By: WISCONSIN LAW JOURNAL STAFF//January 14, 2014//
United States Court of Appeals For the Seventh Circuit
Civil
Employment – ADA — accommodation
Even though an employee repeatedly fell asleep on the job, the employer was required to attempt to accommodate her disability.
“C&M never engaged in an interactive attempt to find a reasonable accommodation as claimed in the April 28 email from Bellant to Swoyer (‘we feel that we did the interactive process during the progressive disciplinary process.’). Spurling returned with C&M’s ADA form, on which Dr.
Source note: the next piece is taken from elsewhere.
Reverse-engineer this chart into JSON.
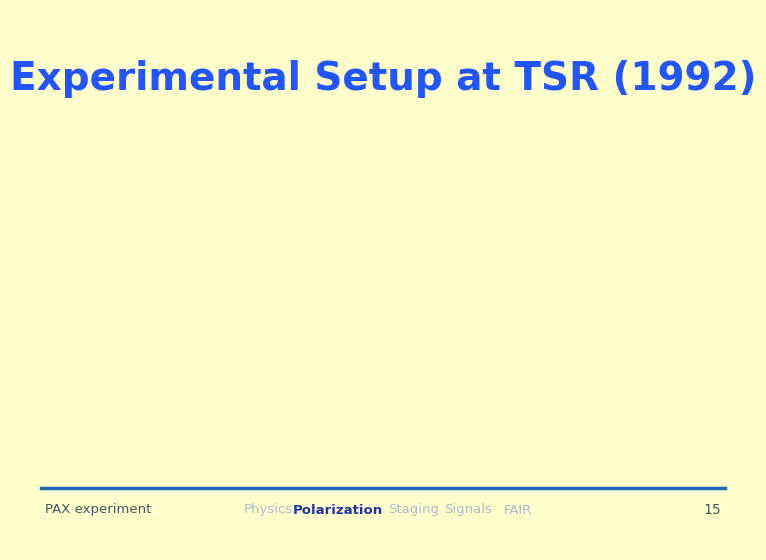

Beitzel indicated that she had a condition covered under the ADA. Despite this notation, C&M never contacted Dr. Beitzel to determine the severity of Spurling’s ADA claim or how it might be able to provide a reasonable accommodation. Following a series of emails, it decided to terminate her, despite the ‘element of risk.’ And, while it is true that Spurling presented the information to C&M after receiving her Suspension Pending Termination, she did so at C&M’s behest. C&M properly began the interactive process as envisioned by the ADA, but failed to carry it through.”
Affirmed in part, and Reversed in part.
13-1708 Spurling v. C&M Fine Pack, Inc.
Appeal from the United States District Court for the Northern District of Indiana, Simon, J., Kanne, J.